Orbán Claims US Meddled in Hungary’s Election

The Hungarian government on Thursday accused the U.S. State Department of interfering in the country’s election campaign.

 

The Hungarian Foreign Ministry summoned the top American diplomat in Budapest, chargé d’affaires David Kostelancik, after the U.S. State Department’s Bureau of Democracy, Human Rights and Labor (DRL) announced on November 7 that it would provide up to $700,000 “for projects that increase citizens’ access to objective information about domestic and global issues in Hungary.”

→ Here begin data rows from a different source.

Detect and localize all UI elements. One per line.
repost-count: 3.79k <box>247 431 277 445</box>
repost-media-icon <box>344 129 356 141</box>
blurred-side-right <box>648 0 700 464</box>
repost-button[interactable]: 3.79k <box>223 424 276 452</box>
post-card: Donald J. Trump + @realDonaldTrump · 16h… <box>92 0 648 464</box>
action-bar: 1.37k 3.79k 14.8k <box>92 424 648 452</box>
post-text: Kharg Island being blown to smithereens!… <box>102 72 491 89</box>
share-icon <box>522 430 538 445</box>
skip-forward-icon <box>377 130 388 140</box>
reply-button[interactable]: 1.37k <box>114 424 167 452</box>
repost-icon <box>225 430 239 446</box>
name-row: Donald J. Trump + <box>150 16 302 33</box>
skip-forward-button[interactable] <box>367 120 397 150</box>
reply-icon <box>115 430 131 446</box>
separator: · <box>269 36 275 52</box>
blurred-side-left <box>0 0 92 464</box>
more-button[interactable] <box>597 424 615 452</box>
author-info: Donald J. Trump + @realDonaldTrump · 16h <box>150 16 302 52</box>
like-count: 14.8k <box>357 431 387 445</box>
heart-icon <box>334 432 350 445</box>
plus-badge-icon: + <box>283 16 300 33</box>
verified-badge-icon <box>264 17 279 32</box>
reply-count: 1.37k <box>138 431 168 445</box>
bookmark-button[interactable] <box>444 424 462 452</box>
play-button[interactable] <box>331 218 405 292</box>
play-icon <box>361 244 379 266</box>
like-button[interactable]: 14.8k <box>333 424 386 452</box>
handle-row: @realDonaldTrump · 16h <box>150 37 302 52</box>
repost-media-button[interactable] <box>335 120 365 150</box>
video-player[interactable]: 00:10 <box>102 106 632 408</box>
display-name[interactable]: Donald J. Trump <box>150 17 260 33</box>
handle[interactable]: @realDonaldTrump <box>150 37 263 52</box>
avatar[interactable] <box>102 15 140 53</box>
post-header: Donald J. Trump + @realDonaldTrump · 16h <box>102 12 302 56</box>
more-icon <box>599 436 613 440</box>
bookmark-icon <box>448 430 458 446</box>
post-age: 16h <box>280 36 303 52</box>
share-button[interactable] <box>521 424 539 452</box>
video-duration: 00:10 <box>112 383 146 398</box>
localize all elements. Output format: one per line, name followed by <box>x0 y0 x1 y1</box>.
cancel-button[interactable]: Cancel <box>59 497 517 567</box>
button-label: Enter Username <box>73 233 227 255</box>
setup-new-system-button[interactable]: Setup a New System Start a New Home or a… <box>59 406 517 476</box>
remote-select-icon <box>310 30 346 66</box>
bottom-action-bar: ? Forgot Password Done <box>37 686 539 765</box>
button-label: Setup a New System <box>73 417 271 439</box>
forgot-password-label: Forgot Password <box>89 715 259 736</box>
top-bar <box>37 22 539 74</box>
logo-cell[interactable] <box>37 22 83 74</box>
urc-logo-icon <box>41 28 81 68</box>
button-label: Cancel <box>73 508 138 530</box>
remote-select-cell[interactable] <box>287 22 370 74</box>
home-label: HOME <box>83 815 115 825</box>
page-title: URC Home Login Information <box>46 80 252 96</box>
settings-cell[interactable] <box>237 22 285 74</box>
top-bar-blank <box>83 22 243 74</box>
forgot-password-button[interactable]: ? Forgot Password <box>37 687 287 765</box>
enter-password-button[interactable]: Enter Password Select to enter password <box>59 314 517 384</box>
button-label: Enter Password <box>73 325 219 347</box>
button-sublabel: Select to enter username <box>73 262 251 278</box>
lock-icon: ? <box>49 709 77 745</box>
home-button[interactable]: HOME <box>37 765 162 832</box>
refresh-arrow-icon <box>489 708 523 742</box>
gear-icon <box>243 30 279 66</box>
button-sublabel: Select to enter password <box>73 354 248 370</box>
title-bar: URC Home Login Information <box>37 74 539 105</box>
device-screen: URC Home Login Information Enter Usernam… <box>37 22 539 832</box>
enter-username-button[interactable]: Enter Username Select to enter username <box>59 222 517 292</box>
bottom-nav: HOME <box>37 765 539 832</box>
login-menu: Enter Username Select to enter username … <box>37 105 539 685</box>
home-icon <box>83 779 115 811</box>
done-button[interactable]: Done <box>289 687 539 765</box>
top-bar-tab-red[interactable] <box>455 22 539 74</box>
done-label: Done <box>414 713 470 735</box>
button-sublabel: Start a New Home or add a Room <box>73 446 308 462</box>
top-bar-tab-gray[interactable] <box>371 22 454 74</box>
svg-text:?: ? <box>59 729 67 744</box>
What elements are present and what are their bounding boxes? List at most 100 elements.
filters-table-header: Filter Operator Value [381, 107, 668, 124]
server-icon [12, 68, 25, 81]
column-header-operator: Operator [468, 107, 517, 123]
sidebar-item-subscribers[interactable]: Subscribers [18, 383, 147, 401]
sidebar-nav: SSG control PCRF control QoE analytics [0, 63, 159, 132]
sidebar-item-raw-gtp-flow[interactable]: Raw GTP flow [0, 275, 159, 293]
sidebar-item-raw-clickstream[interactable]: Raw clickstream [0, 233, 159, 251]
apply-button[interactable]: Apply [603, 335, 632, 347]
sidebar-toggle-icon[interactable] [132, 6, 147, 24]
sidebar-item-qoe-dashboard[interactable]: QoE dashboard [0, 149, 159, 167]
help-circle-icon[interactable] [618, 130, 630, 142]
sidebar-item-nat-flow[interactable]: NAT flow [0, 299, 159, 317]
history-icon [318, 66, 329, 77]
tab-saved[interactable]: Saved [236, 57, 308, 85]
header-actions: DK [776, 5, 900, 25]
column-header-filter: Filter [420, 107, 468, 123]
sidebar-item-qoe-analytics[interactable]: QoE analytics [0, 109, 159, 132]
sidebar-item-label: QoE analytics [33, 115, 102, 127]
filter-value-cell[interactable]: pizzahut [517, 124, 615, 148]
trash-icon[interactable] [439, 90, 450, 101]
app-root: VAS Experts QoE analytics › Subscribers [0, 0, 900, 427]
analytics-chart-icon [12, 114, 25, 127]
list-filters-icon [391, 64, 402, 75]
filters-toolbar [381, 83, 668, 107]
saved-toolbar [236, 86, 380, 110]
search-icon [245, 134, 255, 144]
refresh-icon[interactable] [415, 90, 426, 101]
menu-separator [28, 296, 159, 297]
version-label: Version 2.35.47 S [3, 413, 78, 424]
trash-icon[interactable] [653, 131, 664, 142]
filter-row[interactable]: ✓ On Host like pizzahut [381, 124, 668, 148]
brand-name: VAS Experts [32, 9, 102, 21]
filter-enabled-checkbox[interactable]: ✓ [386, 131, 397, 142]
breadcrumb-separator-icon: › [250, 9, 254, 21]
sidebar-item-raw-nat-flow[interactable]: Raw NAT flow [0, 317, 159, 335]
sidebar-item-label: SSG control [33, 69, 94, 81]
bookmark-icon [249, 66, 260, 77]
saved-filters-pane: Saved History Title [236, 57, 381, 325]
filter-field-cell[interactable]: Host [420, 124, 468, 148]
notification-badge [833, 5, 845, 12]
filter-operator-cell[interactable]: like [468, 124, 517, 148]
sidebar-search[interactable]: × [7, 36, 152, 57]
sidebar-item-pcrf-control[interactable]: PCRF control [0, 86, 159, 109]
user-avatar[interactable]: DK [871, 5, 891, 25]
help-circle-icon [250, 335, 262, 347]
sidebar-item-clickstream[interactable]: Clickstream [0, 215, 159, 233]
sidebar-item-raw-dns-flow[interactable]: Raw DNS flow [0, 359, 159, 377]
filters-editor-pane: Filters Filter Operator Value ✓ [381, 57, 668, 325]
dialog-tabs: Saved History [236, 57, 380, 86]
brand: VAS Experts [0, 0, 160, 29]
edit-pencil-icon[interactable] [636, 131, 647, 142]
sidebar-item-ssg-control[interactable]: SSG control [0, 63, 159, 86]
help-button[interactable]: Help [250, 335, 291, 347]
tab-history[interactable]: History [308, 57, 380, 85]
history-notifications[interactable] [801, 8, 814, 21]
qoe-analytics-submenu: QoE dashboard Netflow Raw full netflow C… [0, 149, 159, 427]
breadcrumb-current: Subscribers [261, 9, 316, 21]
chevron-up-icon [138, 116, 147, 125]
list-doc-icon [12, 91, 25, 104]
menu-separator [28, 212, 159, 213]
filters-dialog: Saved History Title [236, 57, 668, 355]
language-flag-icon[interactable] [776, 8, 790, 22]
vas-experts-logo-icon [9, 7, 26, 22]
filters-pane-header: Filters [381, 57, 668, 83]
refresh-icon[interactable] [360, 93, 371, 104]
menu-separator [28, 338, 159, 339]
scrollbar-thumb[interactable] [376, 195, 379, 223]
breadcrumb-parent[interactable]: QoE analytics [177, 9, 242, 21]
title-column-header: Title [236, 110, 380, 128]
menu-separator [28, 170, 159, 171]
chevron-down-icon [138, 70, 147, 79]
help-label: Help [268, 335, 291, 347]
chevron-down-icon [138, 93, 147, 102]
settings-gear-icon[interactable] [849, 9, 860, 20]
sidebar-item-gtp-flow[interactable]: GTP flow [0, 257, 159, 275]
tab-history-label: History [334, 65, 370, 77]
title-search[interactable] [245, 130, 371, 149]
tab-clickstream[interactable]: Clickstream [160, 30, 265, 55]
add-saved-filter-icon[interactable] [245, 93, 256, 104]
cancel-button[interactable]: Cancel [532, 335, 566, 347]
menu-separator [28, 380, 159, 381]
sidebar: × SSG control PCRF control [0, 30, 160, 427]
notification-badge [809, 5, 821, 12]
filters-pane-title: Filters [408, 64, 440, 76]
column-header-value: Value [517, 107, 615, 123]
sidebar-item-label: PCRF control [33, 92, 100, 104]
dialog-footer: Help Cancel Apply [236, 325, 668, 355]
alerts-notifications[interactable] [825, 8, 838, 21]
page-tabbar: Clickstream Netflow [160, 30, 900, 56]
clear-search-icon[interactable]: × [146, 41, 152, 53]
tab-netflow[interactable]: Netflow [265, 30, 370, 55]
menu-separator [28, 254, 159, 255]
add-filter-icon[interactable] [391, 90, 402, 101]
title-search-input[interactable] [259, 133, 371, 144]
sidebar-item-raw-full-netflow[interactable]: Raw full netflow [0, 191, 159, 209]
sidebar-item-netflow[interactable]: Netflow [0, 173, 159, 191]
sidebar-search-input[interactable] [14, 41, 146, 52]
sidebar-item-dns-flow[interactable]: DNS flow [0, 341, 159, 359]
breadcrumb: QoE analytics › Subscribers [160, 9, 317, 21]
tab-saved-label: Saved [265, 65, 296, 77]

“DRL’s goal is to support media outlets operating outside the capital in Hungary to produce fact-based reporting and increase their audience and economic sustainability,” the State Department wrote on its website.

 

The move by Budapest raises tensions with Washington at a time when policymakers on both sides of the Atlantic are worried about Prime Minister Viktor Orbán’s increasingly tight control of the media.

 

While the American funding would only be provided in May 2018 at the earliest, after Hungary’s spring election, Budapest argues that the funds amount to U.S. intervention in domestic politics.

 

“We think this is a very strange thing, we consider it an unusual step among allies,” János Lázár, Orbán’s chief of staff, said at a press conference Thursday, adding that the State Department’s funding plans amount to “interference in the election campaign.”

 

“It is unclear what the U.S. State Department’s goal is,” he added.